На улице было мокро и зябко. Машина нетерпеливо пофыркивала у подъезда. Межпланетники расселись, и она помчалась в обгон длинной вереницы полугусеничных грузовиков с кузовами, обтянутыми брезентом. Быков спросил вполголоса:
— Что случилось? Что это за станция, о которой говорил Краюхин?
— Радиомаяк точного наведения… — Дауге покосился на спину Краюхина. — Когда межпланетный корабль подлетает к Земле, пилот ориентируется на три основных, базовых маяка. Один из них здесь, в городе, два других расположены по углам полигона на океанском берегу. Но это довольно грубые ориентиры, и корабль может сесть либо на город, либо в океан, либо еще где-нибудь в стороне. Так вот, для точного наведения корабля на место посадки применяется этот самый радиомаяк. Зайченко его начальник.
— Что же произошло?
— Вчера вечером во время пробного запуска там сгорел какой-то важный агрегат — не то трансформатор, не то еще что-то в этом роде.

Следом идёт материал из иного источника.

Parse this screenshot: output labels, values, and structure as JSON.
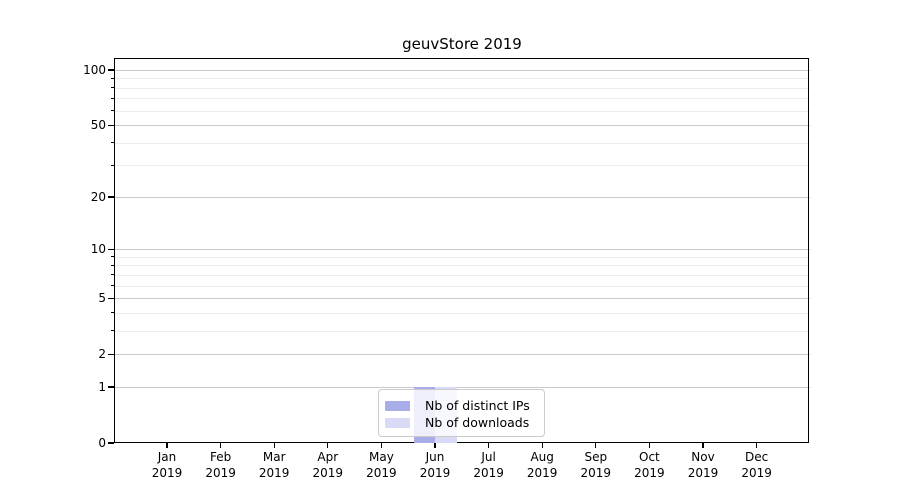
{
  "chart_data": {
    "type": "bar",
    "title": "geuvStore 2019",
    "categories": [
      "Jan",
      "Feb",
      "Mar",
      "Apr",
      "May",
      "Jun",
      "Jul",
      "Aug",
      "Sep",
      "Oct",
      "Nov",
      "Dec"
    ],
    "year_label": "2019",
    "series": [
      {
        "name": "Nb of distinct IPs",
        "color": "#a8adea",
        "values": [
          0,
          0,
          0,
          0,
          0,
          1,
          0,
          0,
          0,
          0,
          0,
          0
        ]
      },
      {
        "name": "Nb of downloads",
        "color": "#d8daf6",
        "values": [
          0,
          0,
          0,
          0,
          0,
          1,
          0,
          0,
          0,
          0,
          0,
          0
        ]
      }
    ],
    "yscale": "log1p",
    "ylim": [
      0,
      116
    ],
    "yticks_major": [
      0,
      1,
      2,
      5,
      10,
      20,
      50,
      100
    ],
    "yticks_minor": [
      3,
      4,
      6,
      7,
      8,
      9,
      30,
      40,
      60,
      70,
      80,
      90
    ],
    "grid": true,
    "legend_position": "inside lower center"
  }
}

Выяснилось, что резервное оборудование не получено станцией, затерялось где-то на складах. Крупный скандал! В самый ответственный момент станция не работает. Остается надеяться только на искусство Ляхова.
— Кто это?
— Пилот “Хиуса”.
— А если…
— В лучшем случае сядет в тундре, километров за двести отсюда. Это не беда. С таким расчетом полигон и строился. Может сесть в море. Но если он повиснет над городом…
— Не повиснет! — уверенно сказал Крутиков. — Не пугай, Григорий Иоганнович. Ляхов не новичок — увидит, что сигналов точной наводки нет, и станет забирать к северу. А вообще-то скандал, конечно…

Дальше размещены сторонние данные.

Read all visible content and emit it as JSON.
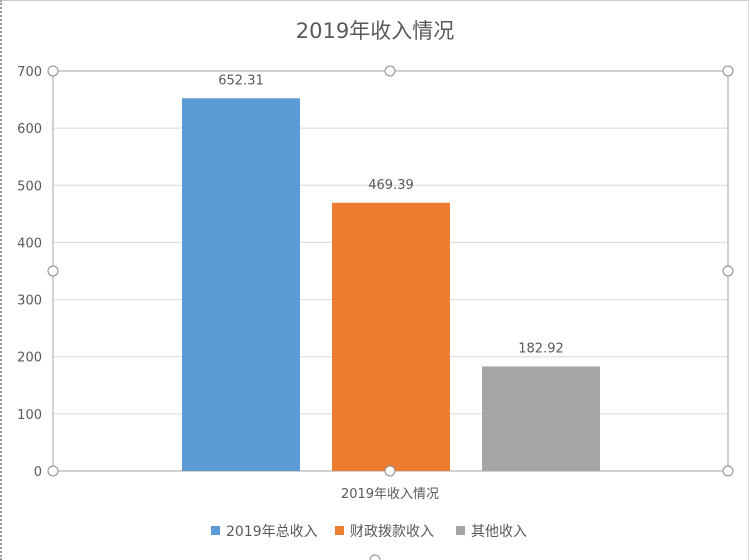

— Сегодня всю ночь на станции работали, старались исправить. Может быть, еще исправят? — Дауге снова поглядел в спину Краюхина.
— Для Ляхова это не имеет значения, — сказал вдруг Богдан Спицын. — Ляхов посадит корабль точно в центр полигона на одних базовых маяках.
— Будто? — прищурился Крутиков.
— Ляхов сядет точно в центре полигона, — повторил Спицын и сжал губы, показывая, что дальнейший спор на эту тему считает излишним.
Юрковский, кашлянув, сказал:
— Зайчика жалко. По-настоящему, наказать нужно бы не его, а кое-кого повыше.
— Все получат! — проворчал Краюхин, не оборачиваясь. — Никого не обделим. Но Зайченко получит первым.
— Начальник полигона…
— Я сказал, — Краюхин наконец повернулся и посмотрел на Юрковского, — получат все… в части и пропорции, их касающейся, так. Но вы, должно быть, забыли, Владимир Сергеевич, что Зайченко был на доверии.
Это, по-видимому, был веский аргумент, потому что Юрковский и не пытался возражать. Больше никто не произнес ни слова.
Машина свернула и промчалась по обширному бетонированному полю у стартовых установок. Справа потянулись прилепившиеся к подножию холмов низкие широкие сооружения без передних стен, над ними торчали сетчатые мачты высоковольтной линии, уходящей за холмы, и какие-то серые куполообразные башни.
— Укрытия, — пробормотал Спицын.
— А мы куда едем, Богдан?
— К капонирам. Будем наблюдать за посадкой “Хиуса”.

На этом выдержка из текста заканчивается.